Outdoor play is essential for children’s health and well being. The sense of peace and pleasure children experience when they take in fresh air, feel the warmth of the sun on their backs, and watch a butterfly land gently on a flower is immeasurable. What is very evident is how much children enjoy running, jumping, climbing, and playing outdoors. The time children spend outdoors every day is just as important to their learning as the time they spend in the classroom. For teachers, the outdoors offers many ways to enrich the curriculum and support children’s development and learning.
Literacy: Teach children jump rope rhymes and clapping games to promote phonological awareness. Have them tune into the sounds and sights around them: how the horn on a car sounds vs. the horn on a truck or bus; identifying animal sounds-crickets, birds, mosquitoes, frogs, and dogs.

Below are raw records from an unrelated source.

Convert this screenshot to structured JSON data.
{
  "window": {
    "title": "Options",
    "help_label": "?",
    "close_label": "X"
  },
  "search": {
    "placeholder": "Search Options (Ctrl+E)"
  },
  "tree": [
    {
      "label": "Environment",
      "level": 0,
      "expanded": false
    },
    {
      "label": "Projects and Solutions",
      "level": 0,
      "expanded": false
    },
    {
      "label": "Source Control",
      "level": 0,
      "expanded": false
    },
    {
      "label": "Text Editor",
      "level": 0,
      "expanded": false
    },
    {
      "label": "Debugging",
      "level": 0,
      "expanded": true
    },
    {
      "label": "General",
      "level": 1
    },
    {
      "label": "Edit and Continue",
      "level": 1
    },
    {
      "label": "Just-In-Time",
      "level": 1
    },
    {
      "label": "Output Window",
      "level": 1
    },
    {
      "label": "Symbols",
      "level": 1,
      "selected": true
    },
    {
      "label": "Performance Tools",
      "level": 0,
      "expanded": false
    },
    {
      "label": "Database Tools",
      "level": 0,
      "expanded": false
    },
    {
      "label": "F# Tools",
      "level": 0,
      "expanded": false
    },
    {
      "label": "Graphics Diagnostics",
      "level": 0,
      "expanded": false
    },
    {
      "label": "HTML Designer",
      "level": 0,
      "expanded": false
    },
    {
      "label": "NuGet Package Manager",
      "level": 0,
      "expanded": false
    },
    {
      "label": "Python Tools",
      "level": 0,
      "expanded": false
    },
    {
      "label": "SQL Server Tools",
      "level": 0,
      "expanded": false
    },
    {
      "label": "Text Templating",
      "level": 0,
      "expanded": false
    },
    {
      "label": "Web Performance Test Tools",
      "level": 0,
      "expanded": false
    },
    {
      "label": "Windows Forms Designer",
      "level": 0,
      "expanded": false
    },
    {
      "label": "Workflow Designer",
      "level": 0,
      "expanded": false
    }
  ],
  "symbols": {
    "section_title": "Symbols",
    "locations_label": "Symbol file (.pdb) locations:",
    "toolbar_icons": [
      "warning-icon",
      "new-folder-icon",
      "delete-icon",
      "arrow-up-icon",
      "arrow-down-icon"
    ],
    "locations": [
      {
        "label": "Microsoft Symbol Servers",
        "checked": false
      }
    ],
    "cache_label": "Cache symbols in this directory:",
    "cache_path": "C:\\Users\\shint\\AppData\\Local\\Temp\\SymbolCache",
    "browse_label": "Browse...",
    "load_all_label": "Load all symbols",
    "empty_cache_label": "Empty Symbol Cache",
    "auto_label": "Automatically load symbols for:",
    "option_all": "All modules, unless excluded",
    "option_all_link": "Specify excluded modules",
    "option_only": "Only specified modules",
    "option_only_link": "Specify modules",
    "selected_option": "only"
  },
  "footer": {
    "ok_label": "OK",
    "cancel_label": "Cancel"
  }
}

Math: Encourage children to explore patterns and relationships by noting the patterns on caterpillars, flowers, and leaves. Suggest making a design with the leaves or shells a child has collected. Play follow the leader and have children replicate a movement pattern such as jump, jump, clap, jump, jump, clap.
Science: Promote understanding of the earth and environment by learning about trees and plants in your outdoor area and planting a garden with children. Explore shadows: what makes them, how they move, how long they are. Encourage children to collect all sorts of rocks and compare them; examine dirt from different locations; measure puddles after a rain and see what happens to them; collect litter and recycle. Study the seasons and the changes that occur in each one.
Social Studies: Explore concepts related to people and how they live when you take walks. Identify what stores are in your neighborhood and what different kinds of houses, or visit a construction site.
The Arts: Promote growth in dance and music by encouraging children to use their bodies freely outdoors; bringing music outside so children can dance and move to the different beats; encourage children to move like different animals.